Breeding takes place in late April and May. The nest is built solely by the female, and is made of dried grasses and moss, and lined with hairs and fine bents. It is built on the ground, hidden in dense low vegetation, often at the foot of a bush. The female lays and incubates a clutch of four to seven eggs which hatch after eleven to fourteen days. Both parents bring food to the young which leave the nest ten to fourteen days later, while still too young to fly. The chicks fledge at seventeen to nineteen days after hatching and remain largely dependent on the parents for a further two weeks. Whinchats are short-lived, typically only surviving two years, to a maximum recorded of just over five years in the wild; breeding starts when birds are a year old. Predators include weasels, stoats, and small raptors such as the merlin and nest predators such as crows and magpies. Nests are also lost due to agricultural operations such as silage cutting (the main factor in the species' decline in western Europe) or trampling by livestock, and are sometimes parasitised by the common cuckoo.

Whinchats are insectivorous, feeding largely (about 80–90%) on insects, but also consume a wide range of other invertebrates including spiders, small snails and worms. They also eat small amounts of fruit such as blackberries, primarily in autumn. The birds like to perch on elevated spots such as shrubs, from where they make sallies to catch insects, mostly taken off the ground, but also flying insects. While so perched, males in particular frequently flick their tail and sometimes their wings to show the white tail and wing flashes, for display or territorial communication signals to other whinchats.

Adult whinchats have a single complex complete moult in late summer (late July onward) after breeding and mainly completed before southbound migration. Juveniles have a partial moult at the same time, growing new body feathering but retaining the flight feathers. All ages also have a partial moult in early spring on the wintering grounds before northbound migration.

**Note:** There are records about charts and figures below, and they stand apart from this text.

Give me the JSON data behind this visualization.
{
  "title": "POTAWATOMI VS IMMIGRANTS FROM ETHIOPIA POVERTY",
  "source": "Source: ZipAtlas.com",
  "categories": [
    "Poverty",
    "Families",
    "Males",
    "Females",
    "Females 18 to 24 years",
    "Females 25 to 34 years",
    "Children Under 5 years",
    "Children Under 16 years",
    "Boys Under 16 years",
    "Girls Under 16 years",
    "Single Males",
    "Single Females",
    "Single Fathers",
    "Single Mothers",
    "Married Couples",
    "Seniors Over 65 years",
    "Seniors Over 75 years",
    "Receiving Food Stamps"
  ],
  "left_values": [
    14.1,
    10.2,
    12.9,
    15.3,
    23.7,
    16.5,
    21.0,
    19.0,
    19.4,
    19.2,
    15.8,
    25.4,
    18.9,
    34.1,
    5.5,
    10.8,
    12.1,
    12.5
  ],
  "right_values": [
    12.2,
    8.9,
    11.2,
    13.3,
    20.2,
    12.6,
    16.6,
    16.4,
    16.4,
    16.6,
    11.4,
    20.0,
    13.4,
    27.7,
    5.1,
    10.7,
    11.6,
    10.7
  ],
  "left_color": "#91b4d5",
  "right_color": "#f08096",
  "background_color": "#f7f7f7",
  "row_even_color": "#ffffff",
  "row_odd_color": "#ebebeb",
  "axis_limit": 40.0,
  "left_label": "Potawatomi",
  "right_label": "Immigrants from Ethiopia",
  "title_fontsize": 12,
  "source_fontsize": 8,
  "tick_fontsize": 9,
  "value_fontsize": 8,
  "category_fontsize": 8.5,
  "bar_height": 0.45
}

==Status and conservation==
Fairly common across its wide range, the whinchat is classified as a species of "least concern" by the International Union for Conservation of Nature. Some populations are however in serious decline, particularly in the west of its range in Britain, Ireland, France, Belgium, the Netherlands, Denmark, and Germany, primarily due to agricultural intensification. In Britain it is amber-listed with an unfavourable conservation status; it had all but disappeared from former lowland breeding areas in the south and east between surveys in 1968–72 and 1988–91, remaining common only in upland areas of the north and west where low-intensity livestock rearing is the main land use. There has been a similar decline in Ireland, where it is now classified as "rare".